Per una rifondazione comunista e non
socialdemocratico-ghandiana (o togliattiana).
Il Prc deve realizzare una svolta sul
terreno della propria politica internazionale, sulla base della difesa
incondizionata del diritto di resistenza all’imperialismo da parte di tutti
i popoli oppressi (a partire dal polo irakeno e palestinese) e di un legame
tra questa azione di difesa e la prospettiva centrale dell’alternativa
operaia e socialista sul piano internazionale.
Occorre essere chiari: non si può
rivendicare “il comunismo” (Ernesto) e “la crisi del riformismo”
(Erre) e poi avallare la vecchia illusione di un’Europa sociale, democratica
e di pace in ambito capitalistico, o di accordi “equi” tra imperialismi e
popoli oppressi. Una politica comunista deve liberare le masse da queste
illusioni, non alimentarle. Solo una prospettiva rivoluzionaria
anticapitalista e socialista, solo un’alternativa di potere delle masse
oppresse in ogni Paese e su scala internazionale può dare uno sbocco reale
alle esigenze di fondo dei lavoratori, delle masse femminili, dei giovani, dei
popoli oppressi e dei loro movimenti di liberazione. Solo una prospettiva
socialista può dare soluzione progressiva ai drammi della fame, delle guerre,
della devastazione dell’ambiente. Ogni altra “soluzione” riformista,
cosiddetta “concreta”, è pura utopia e astrazione ideologica. Tanto più
nell’attuale condizione storica di crisi e dopo il crollo dell'Urss.

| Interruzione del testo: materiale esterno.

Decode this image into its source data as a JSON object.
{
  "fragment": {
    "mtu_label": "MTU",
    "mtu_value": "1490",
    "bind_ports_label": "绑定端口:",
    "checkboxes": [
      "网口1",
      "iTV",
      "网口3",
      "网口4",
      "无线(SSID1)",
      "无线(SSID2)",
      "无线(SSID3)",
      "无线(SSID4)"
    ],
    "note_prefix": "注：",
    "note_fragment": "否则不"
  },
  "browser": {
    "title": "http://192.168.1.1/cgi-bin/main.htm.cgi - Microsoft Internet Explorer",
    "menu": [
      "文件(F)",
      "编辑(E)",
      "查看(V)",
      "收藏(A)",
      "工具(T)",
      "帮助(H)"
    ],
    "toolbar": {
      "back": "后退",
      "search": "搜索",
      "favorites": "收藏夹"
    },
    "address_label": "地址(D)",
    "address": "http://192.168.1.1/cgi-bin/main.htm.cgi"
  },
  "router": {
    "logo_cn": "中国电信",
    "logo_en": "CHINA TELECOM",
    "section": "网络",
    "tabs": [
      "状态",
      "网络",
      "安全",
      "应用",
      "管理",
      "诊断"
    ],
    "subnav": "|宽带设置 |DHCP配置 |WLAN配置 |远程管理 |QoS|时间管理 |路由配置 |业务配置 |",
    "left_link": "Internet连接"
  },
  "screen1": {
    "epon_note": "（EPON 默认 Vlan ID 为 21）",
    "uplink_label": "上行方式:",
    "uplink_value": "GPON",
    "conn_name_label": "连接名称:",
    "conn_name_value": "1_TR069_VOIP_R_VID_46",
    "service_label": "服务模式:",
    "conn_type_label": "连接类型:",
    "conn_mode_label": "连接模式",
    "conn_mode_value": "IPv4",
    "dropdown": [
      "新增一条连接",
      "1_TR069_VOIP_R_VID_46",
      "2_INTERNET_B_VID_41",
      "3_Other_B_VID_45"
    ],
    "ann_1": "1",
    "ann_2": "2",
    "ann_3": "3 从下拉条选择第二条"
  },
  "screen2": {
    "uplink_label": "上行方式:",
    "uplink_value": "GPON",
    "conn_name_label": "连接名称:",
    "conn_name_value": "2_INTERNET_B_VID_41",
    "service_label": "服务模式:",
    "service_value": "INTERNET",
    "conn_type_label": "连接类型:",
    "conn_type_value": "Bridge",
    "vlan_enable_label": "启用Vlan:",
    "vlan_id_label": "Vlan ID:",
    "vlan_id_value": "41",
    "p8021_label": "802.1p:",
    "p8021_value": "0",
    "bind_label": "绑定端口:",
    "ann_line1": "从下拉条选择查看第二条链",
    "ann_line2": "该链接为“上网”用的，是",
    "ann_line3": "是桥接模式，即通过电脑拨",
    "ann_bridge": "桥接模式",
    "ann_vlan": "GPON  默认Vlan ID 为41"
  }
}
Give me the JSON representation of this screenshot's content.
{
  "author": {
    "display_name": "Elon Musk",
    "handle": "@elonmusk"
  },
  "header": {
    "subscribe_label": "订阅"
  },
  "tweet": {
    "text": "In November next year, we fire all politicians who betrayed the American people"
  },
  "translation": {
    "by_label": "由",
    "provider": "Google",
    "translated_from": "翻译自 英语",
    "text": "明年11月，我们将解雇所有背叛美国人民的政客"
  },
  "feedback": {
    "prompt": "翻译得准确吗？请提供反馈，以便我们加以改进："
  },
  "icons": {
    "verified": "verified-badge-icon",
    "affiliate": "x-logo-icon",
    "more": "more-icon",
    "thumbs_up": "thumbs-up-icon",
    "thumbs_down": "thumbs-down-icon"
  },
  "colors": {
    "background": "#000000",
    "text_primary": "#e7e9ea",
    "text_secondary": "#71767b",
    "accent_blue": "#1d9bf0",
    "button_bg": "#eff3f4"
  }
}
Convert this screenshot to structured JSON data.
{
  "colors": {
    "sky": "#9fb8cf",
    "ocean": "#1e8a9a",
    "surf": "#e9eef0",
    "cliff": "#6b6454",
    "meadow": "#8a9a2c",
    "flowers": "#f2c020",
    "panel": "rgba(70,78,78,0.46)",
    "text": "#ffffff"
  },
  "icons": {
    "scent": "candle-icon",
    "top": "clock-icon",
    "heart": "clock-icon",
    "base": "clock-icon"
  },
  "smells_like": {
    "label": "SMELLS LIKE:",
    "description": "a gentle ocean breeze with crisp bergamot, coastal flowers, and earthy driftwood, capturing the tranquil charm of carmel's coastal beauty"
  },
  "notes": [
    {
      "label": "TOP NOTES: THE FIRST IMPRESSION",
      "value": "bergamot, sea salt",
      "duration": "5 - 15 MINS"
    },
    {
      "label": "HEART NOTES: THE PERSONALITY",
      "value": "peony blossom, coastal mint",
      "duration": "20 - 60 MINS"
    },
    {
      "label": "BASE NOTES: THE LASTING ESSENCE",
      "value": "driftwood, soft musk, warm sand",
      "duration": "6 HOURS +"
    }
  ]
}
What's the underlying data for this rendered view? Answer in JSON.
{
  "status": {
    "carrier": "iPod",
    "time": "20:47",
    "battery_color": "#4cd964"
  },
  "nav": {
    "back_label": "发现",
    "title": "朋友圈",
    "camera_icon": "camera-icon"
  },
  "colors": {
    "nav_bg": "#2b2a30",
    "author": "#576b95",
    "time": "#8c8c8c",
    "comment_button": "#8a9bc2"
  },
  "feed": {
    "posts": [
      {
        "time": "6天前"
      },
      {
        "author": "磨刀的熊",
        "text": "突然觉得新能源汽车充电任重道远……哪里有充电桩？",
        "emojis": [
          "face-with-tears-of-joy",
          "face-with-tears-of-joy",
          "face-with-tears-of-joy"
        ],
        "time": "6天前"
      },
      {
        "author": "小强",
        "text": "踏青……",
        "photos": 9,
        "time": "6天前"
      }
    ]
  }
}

Peraltro solo sul terreno della lotta
radicale per un’alternativa anticapitalista è possibile strappare risultati
parziali e riforme e difendere vecchie conquiste. Collegare ogni lotta
immediata e difensiva a questa prospettiva generale è il compito
centrale di un partito comunista.
Alla rifondazione
socialdemocratico-ghandiana promossa da Bertinotti va opposta la rifondazione
comunista. Non la rifondazione togliattiana (Ernesto) o la mitologia “in
declino” di Porto Alegre (Erre).
Cinque i documenti, due le proposte.
Cinque sono i documenti, due le reali
posizioni strategiche alternative: la proposta della prima mozione (Bertinotti)
e la proposta della terza mozione (“Per un Progetto Comunista”).
La proposta della svolta governista e la
proposta del rilancio dell’opposizione di classe.
La proposta di una rifondazione
socialdemocratico-ghandiana e la proposta di una rifondazione comunista e
rivoluzionaria.
La nostra non è solo –ci pare-
l’unica proposta conseguentemente alternativa alla prima mozione, ma è una
proposta che resterà a sinistra coerentemente anche dopo il Congresso: per
difendere come sempre, sino in fondo, il nostro partito come partito dei
lavoratori. Fuori dunque da ogni compromesso negoziale con la linea governista
del segretario, e fuori da ogni logica autoconservativa di componente o di
setta.
Con questo spirito ci rivolgiamo nel
modo più aperto a tutti i compagni e le compagne del Prc al di là di ogni
steccato. Per l’oggi e per il domani.